While working on your program, they have access to and learn secret information about your business systems. Once the contractor finishes your project, they work on a similar computer program developed by one of your competitors.

In doing so, they use the secret information learned while working for you. Rest easy — you may be able to sue the 1099 contractor for stealing and using your secret business information. Lawyers call this “misappropriation of trade secrets."

What Is a Trade Secret?

A trade secret is generally commercial or technical information used in a business that offers an advantage over competitors who do not know such information.

This can include all sorts of information, such as chemical compounds, manufacturing processes, computer software, customer lists, and, in some instances, marketing information.

What Is Misappropriation of Trade Secrets?

Both state and federal law apply to misappropriation of trade secret cases. Many, but not all, states have adopted the Uniform Trade Secrets Act (UTSA). Under the UTSA, you can recover from an independent contractor if you can establish the following:

  • The information at issue was a trade secret;
  • You took reasonable steps to preserve the secrecy of the information; and
  • The 1099 contractor wrongfully took the information.

If you win your misappropriation case under the UTSA, you can recover attorneys' fees if the misappropriation is “willful and malicious." You have three years to bring a claim under the UTSA.

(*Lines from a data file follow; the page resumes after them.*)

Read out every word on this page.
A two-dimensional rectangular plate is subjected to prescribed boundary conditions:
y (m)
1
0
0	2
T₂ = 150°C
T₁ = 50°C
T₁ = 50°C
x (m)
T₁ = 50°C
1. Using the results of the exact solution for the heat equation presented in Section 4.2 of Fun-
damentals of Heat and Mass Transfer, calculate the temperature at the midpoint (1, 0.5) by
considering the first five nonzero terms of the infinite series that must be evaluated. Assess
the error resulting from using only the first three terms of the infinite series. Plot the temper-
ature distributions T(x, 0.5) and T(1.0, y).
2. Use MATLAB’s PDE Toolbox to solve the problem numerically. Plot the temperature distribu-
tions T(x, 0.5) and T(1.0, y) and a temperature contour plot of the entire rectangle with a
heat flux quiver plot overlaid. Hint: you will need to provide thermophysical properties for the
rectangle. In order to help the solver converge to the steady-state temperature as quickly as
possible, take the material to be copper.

State Laws on Trade Secrets

States' laws do differ on misappropriation claims. Some states allow claims of misappropriation of confidential information not rising to the level of a trade secret. And some states let you sue to stop someone from using your trade secrets before they can use them. So it is important to know the law of the state that applies.

There is also a federal statute that may apply. The Defend Trade Secrets Act of 2016 (DTSA) gives you the right to sue a 1099 contractor in federal court if you have a misappropriation of trade secrets claim as defined by the statute.

If you succeed, you may recover double damages and, if the 1099 contractor acted in bad faith, attorneys' fees. You have three years in which to bring a claim under the DTSA.

As you can see, misappropriation claims can get complicated. An experienced lawyer will be able to help guide you.

Consult a Lawyer to See if You Have a Claim Against a 1099 Contractor

If you are wronged by a 1099 contractor, do not panic. You may be able to seek relief in court, whether you are injured, whether they fail to do work you pay them to do, or if they steal your valuable confidential business information and use it for a competitor.

And in situations where the independent contractor may not have the money to pay you, or if they disappear without a trace, you may be able to sue the employer who hired them.

Consider consulting a lawyer for advice about what your rights are. Keep in mind that the law generally limits the time in which you can bring a claim, so act quickly.